Schließlich rückt das CDC an (Center for Disease Control, die amerikanische Gesundheitsbehörde) und übernimmt den Fall. Greg House (Hugh Laurie) und sein Team bekommen derweil Zweifel, ob es sich bei der Erkrankung wirklich um die gefürchteten Pocken handelt, doch der leitende Arzt des CDC, Dr. Broda (Dylan Baker) bleibt stur.
Diagnose, House-Style
Der eigenwillige Diagnostiker will nun mit Hilfe des Logbuches nach Hinweisen auf damalige Krankheitsverläufe suchen. Dumm nur, dass das gute, alte Stück in Niederländisch verfasst ist. Glücklicherweise kennt House eine Dame, die dieser Sprache mächtig ist: eine Erwachsenen-Entertainerin aus dem Internet. Warum die verstaubten Krankenhaus-Übersetzer bemühen, wenn es spritziger geht? Erotik-Darstellerin Geerte (Tess Kartel) wird also zweckentfremdet und übersetzt via Webcam einige Passagen des Schiffstagebuches.

Inzwischen erkrankt nach der Tochter auch der Vater der Familie, und sein Zustand verschlimmert sich rapide. House vermutet: durch den Pockenimpfstoff, welcher der gesamten Familie vorsorglich gespritzt wurde.
Aber Houses Diagnose umfasst einiges Wenn und Aber: House mutmaßt, dass bei Familienvater Niles eine alte Krebserkrankung wieder aufgetreten ist. Dadurch wäre sein Imunsystem geschwächt, so dass er vom Impfstoff krank wurde. Folglich leide Niles unter den eingeimpften Pockenviren, seine Tochter aber an einer anderen Krankheit, die es zu diagnostizieren und zu behandeln gelte.
So sicher ist sich House, dass er den Quarantäneraum ohne Schutzkleidung betritt! Das ruft beim CDC, innerhalb seines Teams und natürlich bei Cuddy tiefstes Entsetzen hervor. Nun steckt er fest! Und wenn er sich irrt? Die Spannung steigt, Niles geht es immer schlechter - und House rät ihm schließlich, sich von seiner Familie zu verabschieden. Durch die Glasscheibe hindurch werden rührende Abschiedsworte ausgetauscht und der Vater versichert seinem Sohn, Lulu werde sich sehr gut um ihn kümmern.
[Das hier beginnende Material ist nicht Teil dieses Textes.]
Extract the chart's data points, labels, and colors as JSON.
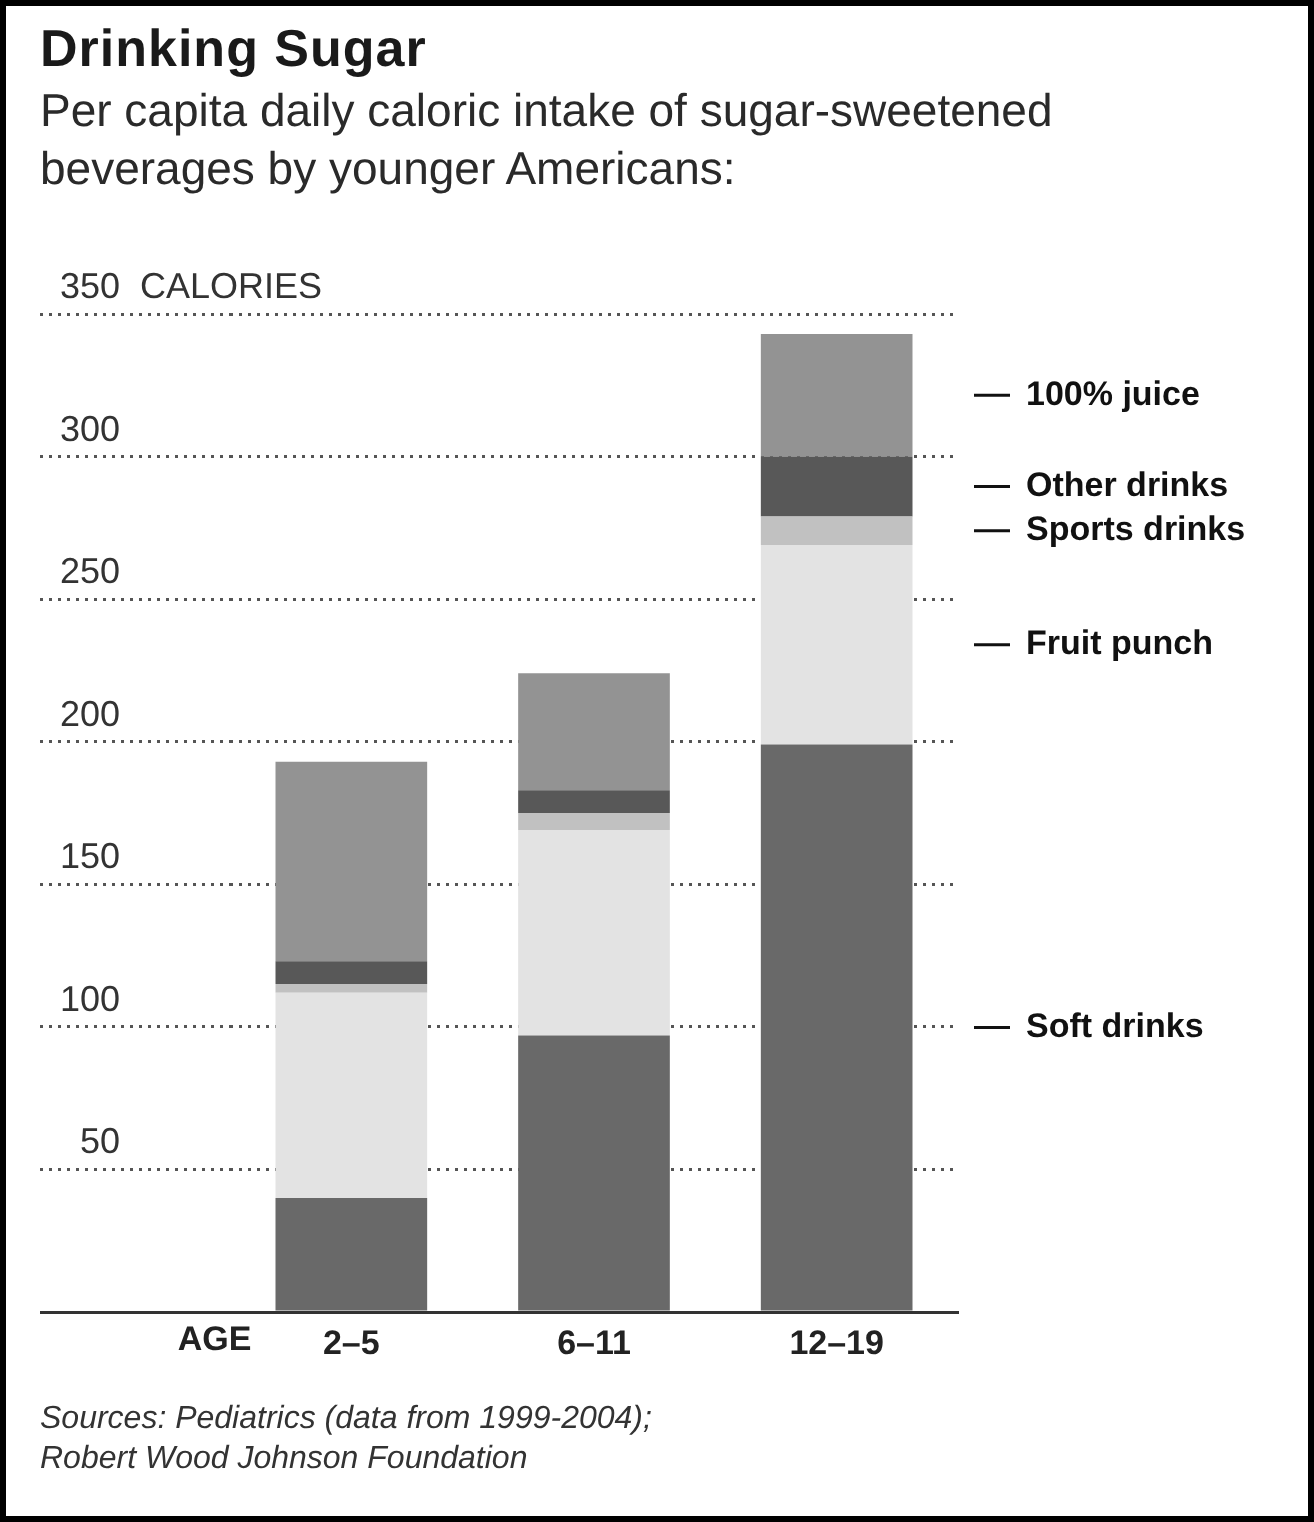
{
  "chart_data": {
    "type": "bar",
    "title": "Drinking Sugar",
    "subtitle": "Per capita daily caloric intake of sugar-sweetened beverages by younger Americans:",
    "xlabel": "AGE",
    "ylabel": "CALORIES",
    "categories": [
      "2–5",
      "6–11",
      "12–19"
    ],
    "stacked": true,
    "series": [
      {
        "name": "Soft drinks",
        "color": "#696969",
        "values": [
          40,
          97,
          199
        ]
      },
      {
        "name": "Fruit punch",
        "color": "#e3e3e3",
        "values": [
          72,
          72,
          70
        ]
      },
      {
        "name": "Sports drinks",
        "color": "#c1c1c1",
        "values": [
          3,
          6,
          10
        ]
      },
      {
        "name": "Other drinks",
        "color": "#585858",
        "values": [
          8,
          8,
          21
        ]
      },
      {
        "name": "100% juice",
        "color": "#939393",
        "values": [
          70,
          41,
          43
        ]
      }
    ],
    "ylim": [
      0,
      350
    ],
    "yticks": [
      {
        "value": 0,
        "label": null
      },
      50,
      100,
      150,
      200,
      250,
      300,
      350
    ],
    "grid": "y",
    "annotations": [
      "Sources: Pediatrics (data from 1999-2004); Robert Wood Johnson Foundation"
    ]
  }
}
Sekunden später erleidet er einen Herzstillstand und stirbt - trotz Reanimationsversuchen.
Zuviel gewagt?
Jetzt bekommt es House doch mit der Angst zu tun! Während Cuddy (Lisa Edelstein) und die männlichen Vertreter seines Teams ihn mit Vorwürfen bombardieren, forscht Masters (Amber Tamblyn) weiter. Sie nimmt wieder Kontakt zu der niederländischen Sprachbeauftragten auf und lässt sie weitere Passagen übersetzen. Es stellt sich heraus: der Kapitän hatte eine Katze. Masters zählt zwei und zwei zusammen und kommt dem wahren Übeltäter auf die Spur: Rickettsien.
Diese Bakterien werden über Flöhe, Milben und Zecken übertragen, lassen sich im Gegensatz zu Pockenviren jedoch in unserer Zeit gut behandeln. Jetzt muss nur noch das CDC überzeugt werden. Masters bittet House, Niles' Leiche nach bestimmten Nekrosemerkmalen abzusuchen, denn diese würden ihre Diagnose bestätigen. Um das zu tun, muss er die Leiche jedoch entkleiden und berühren - akute Ansteckungsgefahr! Masters' eindringliche Beteuerungen, es handle sich garantiert um Rickettsien, überzeugen House: er untersucht den Körper… und wird fündig.

Die Quarantäne wird aufgehoben; Julie überlebt dank der späten, aber richtigen Therapie. Alle sind erleichtert, auch wenn die rettende Erkenntnis für den Familienvater zu spät kam.
In einer Nebenhandlung sehen wir Wilson (Robert Sean Leonard) und seine Freundin Sam (Cynthia Watros) bei dem Versuch, die kleine krebskranke Eva (Devon Woods) zu trösten: das Mädchen fühlt sich einsam, da ihre Mutter wegen der Quarantäneverordnung das Krankenhaus nicht betreten darf.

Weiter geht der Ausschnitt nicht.